The Fed kicked off an action packed week of central planning with the release of its minutes and the regional Fed presidents trotted out any number of strange narratives. Here are a few.
New York Fed President Bill Dudley (8/18/2016):
"Let's imagine that the third quarter has very very strong productivity growth, accompanied by weak gains in payroll and employment... Well then you probably would not put much weight at all on the strength of GDP. At the end of the day, how the GDP growth translates in terms of employment gains is probably the more important element."
OUR TAKE: So Dudley wants us pay attention to the jobs market. Well, jobs growth put in its year-over-year peak in February 2015. It's been declining ever since.

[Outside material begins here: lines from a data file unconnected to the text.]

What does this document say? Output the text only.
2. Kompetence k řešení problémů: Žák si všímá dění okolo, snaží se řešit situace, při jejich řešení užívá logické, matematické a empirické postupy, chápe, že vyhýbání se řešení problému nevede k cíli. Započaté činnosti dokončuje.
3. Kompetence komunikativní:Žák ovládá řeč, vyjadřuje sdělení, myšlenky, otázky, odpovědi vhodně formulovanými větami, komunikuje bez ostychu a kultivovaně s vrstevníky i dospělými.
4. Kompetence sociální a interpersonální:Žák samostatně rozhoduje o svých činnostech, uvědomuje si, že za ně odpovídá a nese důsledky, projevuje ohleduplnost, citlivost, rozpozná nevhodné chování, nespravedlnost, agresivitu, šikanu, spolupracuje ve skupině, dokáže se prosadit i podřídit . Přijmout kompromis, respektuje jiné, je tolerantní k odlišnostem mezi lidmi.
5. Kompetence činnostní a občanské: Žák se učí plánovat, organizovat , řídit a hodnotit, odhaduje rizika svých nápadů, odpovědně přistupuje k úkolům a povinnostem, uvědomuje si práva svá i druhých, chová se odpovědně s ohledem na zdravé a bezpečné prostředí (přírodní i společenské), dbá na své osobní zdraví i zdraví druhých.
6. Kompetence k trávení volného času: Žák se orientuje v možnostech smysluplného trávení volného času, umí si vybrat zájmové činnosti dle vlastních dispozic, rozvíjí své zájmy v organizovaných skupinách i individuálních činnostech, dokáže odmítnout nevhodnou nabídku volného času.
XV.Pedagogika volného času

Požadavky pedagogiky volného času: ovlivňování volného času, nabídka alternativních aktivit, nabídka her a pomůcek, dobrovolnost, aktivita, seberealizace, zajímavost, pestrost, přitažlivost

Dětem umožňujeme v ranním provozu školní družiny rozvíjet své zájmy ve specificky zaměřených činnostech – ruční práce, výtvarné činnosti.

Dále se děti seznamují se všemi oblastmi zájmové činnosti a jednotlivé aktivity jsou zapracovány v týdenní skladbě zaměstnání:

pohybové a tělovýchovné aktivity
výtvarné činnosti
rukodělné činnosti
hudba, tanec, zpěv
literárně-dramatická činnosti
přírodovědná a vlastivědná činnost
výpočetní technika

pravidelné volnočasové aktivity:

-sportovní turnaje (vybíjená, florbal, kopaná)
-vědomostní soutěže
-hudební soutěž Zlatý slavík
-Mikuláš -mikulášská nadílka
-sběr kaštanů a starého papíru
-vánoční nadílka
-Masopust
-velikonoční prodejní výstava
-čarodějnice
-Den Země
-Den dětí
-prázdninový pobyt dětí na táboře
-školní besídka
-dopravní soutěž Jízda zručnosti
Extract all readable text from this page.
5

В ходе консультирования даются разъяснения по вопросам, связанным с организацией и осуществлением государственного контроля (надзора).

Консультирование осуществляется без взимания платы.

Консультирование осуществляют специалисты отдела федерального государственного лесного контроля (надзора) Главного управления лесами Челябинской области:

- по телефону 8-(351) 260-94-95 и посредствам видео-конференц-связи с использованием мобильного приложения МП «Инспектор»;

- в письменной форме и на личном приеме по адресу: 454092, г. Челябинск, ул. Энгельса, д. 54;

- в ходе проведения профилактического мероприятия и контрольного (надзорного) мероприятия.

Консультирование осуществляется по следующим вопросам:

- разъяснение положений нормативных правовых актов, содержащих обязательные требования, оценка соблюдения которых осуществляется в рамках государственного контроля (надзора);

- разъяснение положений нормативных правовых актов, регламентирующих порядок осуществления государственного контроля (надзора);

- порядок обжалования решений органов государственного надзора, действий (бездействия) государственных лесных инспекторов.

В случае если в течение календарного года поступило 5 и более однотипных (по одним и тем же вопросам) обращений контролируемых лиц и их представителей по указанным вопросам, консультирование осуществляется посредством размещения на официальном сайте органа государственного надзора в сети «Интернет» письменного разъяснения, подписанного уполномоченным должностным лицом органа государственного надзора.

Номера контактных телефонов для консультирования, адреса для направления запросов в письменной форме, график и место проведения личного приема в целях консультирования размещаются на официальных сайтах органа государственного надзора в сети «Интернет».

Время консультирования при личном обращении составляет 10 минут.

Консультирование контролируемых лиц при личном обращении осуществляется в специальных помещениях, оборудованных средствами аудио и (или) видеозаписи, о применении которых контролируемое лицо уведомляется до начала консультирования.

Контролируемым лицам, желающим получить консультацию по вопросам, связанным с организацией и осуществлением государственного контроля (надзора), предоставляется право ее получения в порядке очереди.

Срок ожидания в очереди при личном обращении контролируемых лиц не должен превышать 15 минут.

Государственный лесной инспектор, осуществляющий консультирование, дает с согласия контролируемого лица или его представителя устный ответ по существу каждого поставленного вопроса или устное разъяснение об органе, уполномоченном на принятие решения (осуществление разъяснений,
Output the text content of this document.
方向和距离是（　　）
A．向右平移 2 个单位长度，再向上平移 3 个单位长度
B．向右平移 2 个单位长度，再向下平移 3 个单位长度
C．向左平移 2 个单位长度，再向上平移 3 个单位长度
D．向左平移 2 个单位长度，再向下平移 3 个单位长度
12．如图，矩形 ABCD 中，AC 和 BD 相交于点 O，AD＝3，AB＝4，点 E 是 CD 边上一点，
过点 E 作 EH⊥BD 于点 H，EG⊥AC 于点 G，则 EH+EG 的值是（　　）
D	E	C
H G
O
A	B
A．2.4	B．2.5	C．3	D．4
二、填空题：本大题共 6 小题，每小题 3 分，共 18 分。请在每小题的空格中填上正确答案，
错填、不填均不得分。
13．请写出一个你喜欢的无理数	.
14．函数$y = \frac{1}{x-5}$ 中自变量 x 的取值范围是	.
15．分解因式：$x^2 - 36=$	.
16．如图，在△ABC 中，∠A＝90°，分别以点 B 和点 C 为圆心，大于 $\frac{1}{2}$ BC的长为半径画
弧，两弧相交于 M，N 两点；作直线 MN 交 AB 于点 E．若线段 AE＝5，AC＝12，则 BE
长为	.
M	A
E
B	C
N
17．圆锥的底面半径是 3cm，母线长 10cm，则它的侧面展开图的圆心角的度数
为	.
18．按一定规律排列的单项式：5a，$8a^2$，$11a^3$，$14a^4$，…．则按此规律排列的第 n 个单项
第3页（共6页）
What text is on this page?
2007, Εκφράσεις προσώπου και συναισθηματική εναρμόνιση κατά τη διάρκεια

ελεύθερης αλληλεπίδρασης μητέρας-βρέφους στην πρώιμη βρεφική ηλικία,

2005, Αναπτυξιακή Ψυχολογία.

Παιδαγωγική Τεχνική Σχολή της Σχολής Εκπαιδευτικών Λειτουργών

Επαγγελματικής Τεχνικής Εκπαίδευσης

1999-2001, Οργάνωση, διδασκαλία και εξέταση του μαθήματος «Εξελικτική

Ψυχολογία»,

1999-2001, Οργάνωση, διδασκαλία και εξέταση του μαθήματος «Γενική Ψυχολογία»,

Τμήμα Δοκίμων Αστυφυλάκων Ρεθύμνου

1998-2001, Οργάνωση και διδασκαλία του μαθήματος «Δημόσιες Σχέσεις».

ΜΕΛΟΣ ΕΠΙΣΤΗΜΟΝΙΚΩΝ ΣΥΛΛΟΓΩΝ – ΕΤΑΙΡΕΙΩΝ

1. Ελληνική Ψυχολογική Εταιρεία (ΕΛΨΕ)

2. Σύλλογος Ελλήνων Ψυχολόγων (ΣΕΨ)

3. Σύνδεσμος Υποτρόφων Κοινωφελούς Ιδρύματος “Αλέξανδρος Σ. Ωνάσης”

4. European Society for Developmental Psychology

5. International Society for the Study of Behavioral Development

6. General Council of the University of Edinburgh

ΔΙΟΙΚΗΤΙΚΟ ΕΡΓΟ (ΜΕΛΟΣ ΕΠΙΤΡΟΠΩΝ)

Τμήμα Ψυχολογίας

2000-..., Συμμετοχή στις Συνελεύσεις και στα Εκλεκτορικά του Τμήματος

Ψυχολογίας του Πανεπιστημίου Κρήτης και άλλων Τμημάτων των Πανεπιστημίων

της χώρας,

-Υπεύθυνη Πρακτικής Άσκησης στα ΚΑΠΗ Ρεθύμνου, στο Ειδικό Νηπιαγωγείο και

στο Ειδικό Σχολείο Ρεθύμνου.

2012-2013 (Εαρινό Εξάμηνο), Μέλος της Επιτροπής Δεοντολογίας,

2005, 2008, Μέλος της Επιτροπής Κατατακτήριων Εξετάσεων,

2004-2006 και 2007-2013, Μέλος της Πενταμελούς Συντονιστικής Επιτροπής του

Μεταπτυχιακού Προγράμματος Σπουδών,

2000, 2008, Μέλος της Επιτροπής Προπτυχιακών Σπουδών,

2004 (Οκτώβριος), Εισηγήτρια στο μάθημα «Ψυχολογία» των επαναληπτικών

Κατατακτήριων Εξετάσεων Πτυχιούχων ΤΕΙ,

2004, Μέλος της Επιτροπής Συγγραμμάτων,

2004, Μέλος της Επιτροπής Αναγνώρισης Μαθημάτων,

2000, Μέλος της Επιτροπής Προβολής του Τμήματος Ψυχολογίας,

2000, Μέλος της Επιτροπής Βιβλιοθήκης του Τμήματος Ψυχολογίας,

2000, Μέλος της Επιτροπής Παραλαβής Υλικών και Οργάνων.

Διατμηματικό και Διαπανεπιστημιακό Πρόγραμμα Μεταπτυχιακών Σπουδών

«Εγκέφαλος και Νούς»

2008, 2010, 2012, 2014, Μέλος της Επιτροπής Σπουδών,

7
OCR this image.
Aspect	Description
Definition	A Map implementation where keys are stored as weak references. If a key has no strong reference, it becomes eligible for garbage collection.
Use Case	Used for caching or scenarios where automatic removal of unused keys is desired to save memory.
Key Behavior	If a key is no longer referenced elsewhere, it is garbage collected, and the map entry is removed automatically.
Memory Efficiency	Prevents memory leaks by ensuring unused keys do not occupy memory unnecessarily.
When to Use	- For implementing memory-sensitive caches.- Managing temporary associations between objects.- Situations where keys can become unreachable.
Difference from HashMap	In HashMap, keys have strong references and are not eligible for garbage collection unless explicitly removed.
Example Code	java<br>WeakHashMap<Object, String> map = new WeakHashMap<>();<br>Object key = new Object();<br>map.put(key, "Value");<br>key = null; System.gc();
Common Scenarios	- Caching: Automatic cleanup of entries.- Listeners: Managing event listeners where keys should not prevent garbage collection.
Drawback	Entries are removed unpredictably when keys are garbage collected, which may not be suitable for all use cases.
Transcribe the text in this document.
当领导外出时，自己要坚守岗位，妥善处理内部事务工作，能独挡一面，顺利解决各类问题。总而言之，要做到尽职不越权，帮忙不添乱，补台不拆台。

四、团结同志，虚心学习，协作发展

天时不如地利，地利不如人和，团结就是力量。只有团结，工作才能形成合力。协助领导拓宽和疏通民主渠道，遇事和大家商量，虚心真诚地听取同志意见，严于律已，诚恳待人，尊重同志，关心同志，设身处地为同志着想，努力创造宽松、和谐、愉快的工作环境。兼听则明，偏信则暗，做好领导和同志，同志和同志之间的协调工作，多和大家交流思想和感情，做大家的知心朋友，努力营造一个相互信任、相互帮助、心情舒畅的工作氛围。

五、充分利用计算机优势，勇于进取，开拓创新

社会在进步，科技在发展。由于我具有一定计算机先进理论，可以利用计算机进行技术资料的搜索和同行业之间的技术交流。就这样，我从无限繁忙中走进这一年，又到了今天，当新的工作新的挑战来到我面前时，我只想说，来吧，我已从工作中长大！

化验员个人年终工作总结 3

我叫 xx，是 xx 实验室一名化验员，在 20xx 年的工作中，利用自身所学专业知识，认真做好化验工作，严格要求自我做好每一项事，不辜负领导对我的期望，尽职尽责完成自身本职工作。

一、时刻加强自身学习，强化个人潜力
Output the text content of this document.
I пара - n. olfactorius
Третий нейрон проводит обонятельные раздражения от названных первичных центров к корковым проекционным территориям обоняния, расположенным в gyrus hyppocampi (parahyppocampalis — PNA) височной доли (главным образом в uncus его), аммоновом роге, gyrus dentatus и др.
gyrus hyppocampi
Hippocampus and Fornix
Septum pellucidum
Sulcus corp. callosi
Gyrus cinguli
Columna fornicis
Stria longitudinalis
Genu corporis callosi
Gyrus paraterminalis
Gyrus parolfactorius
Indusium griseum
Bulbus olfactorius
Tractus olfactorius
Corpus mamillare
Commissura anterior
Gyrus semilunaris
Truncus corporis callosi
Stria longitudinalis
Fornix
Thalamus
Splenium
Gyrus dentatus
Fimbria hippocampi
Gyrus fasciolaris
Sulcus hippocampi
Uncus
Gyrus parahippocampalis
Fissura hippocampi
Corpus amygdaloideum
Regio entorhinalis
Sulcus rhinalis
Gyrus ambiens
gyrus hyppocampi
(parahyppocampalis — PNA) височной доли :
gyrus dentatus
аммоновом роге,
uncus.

St. Louis Fed President James Bullard (8/17/2016):
In a presentation entitled “Normalization: A New Approach” today during the Wealth and Asset Management Research Conference at Washington University in St. Louis, Bullard said rates should remain flat over the next two and a half years. “If there are no major shocks to the economy, this situation could be sustained over a forecasting horizon of two and a half years," he said. "These facts suggest that it may be time to quit using the old narrative.”
OUR TAKE: LOL
Atlanta Fed President Dennis Lockhart (8/16/2016):
“I’m not locked in to any policy position at this stage, but if my confidence in the economy proves to be justified, I think at least one increase of the policy rate could be appropriate later this year,” Lockhart said. "Early indications of third-quarter GDP growth suggest a rebound. I don't believe momentum has stalled. I remain confident about prospects in the second half of 2016 and 2017."
OUR TAKE: U.S. growth has slowed from 3-2-1%. What makes him so sure growth will accelerate.
san Francisco Fed President John Williams (8/15/2016):
"There is simply not enough room for central banks to cut interest rates in response to an economic downturn when both natural rates and inflation are very low," Williams said in the latest issue of his regional Fed bank's Economic Letter on Monday. There are “limits to what monetary policy can and indeed, should do... the burden must also fall on fiscal policy do to its part."
OUR TAKE: Williams was calling for up to 5 rate hikes in 2016. Now he says we need fiscal policy because U.S. economic growth is sluggish. Thanks for coming out.